Sean Payton isn’t considered one of the finest offensive minds in football because he has basic ideas and basic schemes. His offense is extremely complex.

Take a second and imagine what you think happens in the huddle. There’s a quarterback getting a play-call through his headset, relaying it to his teammates, and then stepping to the line of scrimmage where he might have three or four predetermined audibles to choose from.

Seems simple. That’s how it is in Madden. Click one of four buttons and everything happens as you wish. It’s simple and easy. No thrills.

That’s not real life.

The reality is, the Saints have several play-calls that come prepackaged with multiple plays or concepts in each call.

One might start out as a run and then change to pass based on what the defense is doing. Sometimes those plays have two pass plays based out of a certain concept. Other times there are two concepts in one call, and the defense dictates which one is used.

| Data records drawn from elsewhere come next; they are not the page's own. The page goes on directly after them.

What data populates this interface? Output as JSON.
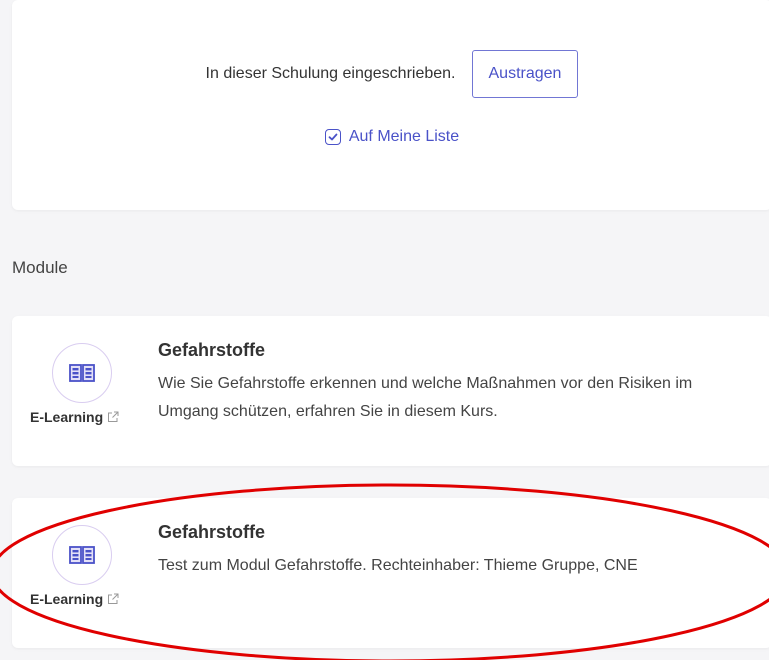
{
  "enrollment": {
    "status_text": "In dieser Schulung eingeschrieben.",
    "unenroll_label": "Austragen",
    "mylist_label": "Auf Meine Liste"
  },
  "modules_section": {
    "title": "Module",
    "items": [
      {
        "title": "Gefahrstoffe",
        "description": "Wie Sie Gefahrstoffe erkennen und welche Maßnahmen vor den Risiken im Umgang schützen, erfahren Sie in diesem Kurs.",
        "type": "E-Learning",
        "icon": "book-icon"
      },
      {
        "title": "Gefahrstoffe",
        "description": "Test zum Modul Gefahrstoffe. Rechteinhaber: Thieme Gruppe, CNE",
        "type": "E-Learning",
        "icon": "book-icon"
      }
    ]
  },
  "colors": {
    "accent": "#4a52c8",
    "annotation": "#e00000",
    "icon_ring": "#d9cdf0"
  }
}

Then there are your standard audibles, checks, line calls, and everything else on top of that.

And don’t forget there are certain plays that are only to be run against certain coverages and looks. And a clock limiting how much time you have to decipher and relay all of that information.

It’s a lot to grasp.

“There’s a volume there that — it doubles the playbook when you have two plays in one,” backup quarterback Luke McCown said. “You have different personnel to matchup with that package. And then the amount of study that any given moment I can walk to the line of scrimmage and this is the look I need for this particular play — or it’s not the look I want for this particular play, and I got to make a change.

“The objective of package plays is to get to the best play possible without a big orchestration at the line of scrimmage. It’s really taken our game to the next level.”

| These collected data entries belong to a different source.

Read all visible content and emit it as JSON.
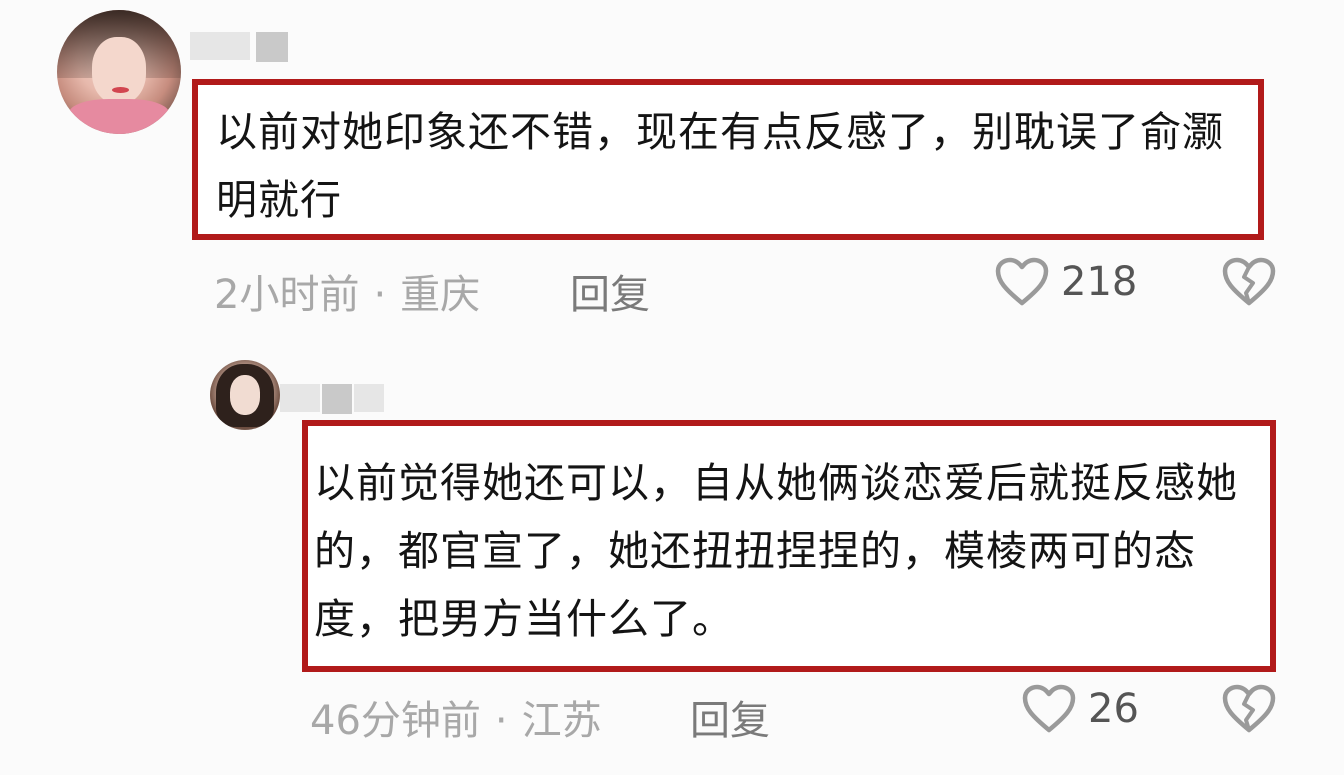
{
  "comments": [
    {
      "text": "以前对她印象还不错，现在有点反感了，别耽误了俞灏明就行",
      "time": "2小时前",
      "separator": "·",
      "location": "重庆",
      "reply_label": "回复",
      "likes": "218"
    },
    {
      "text": "以前觉得她还可以，自从她俩谈恋爱后就挺反感她的，都官宣了，她还扭扭捏捏的，模棱两可的态度，把男方当什么了。",
      "time": "46分钟前",
      "separator": "·",
      "location": "江苏",
      "reply_label": "回复",
      "likes": "26"
    }
  ],
  "icons": {
    "like": "heart-outline-icon",
    "dislike": "broken-heart-icon"
  },
  "colors": {
    "highlight_border": "#b11a1a",
    "meta_text": "#a8a8a8"
  }
}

When McCown was a young player coming into the league, the first vision of life in the huddle is what he experienced. He’d call a play, take a look at the defense, and maybe audible out of it. Grayson is dealing with the evolution of the audible and a playbook that has bloated with new ideas and concepts over the past decade.

The rookie is working on it. Says he’s getting there. Things are slowing down.

It showed Thursday, even if he never had to progress much deeper than his first or second read against Baltimore’s third-team defense.

But his progress has been impressive, especially in practices, to the point that there’s a conversation to be had about the possibility of him winning the backup quarterback job.

Payton was presented with that idea Sunday and didn’t dismiss it out of hand, saying he’d prefer experience, but the door is still open for Grayson. Ryan Griffin, who is competing for that job as well, pointed to Jimmy Garoppolo, a second-round pick of the Patriots last year, beating out Ryan Mallett for the right to backup Tom Brady. The implication was that Grayson is still very much in the race.

If Grayson elevates to that point to make it a close race, it would make sense for the team to follow the blueprint laid out by the Patriots, save a roster spot, and roll with the rookie. There’s a long way for Grayson to travel to make it a discussion, but it speaks to his development that it’s even a discussion right now.

And at the core of that is Grayson’s ability to digest and decipher an extremely complex playbook.

“When I first came into the league 12 years ago, audibles were there — check with me’s is what they were called — but not to the extent that they are now,” McCown said. “Players, quarterbacks coming out of college are so much more prepared for the mental side of the game to control things at the line of scrimmage. You step into offenses in the NFL, and they expect you to do that.”

Step into New Orleans, and they expect you to be perfect. Grayson isn’t there yet, but he’s working on it.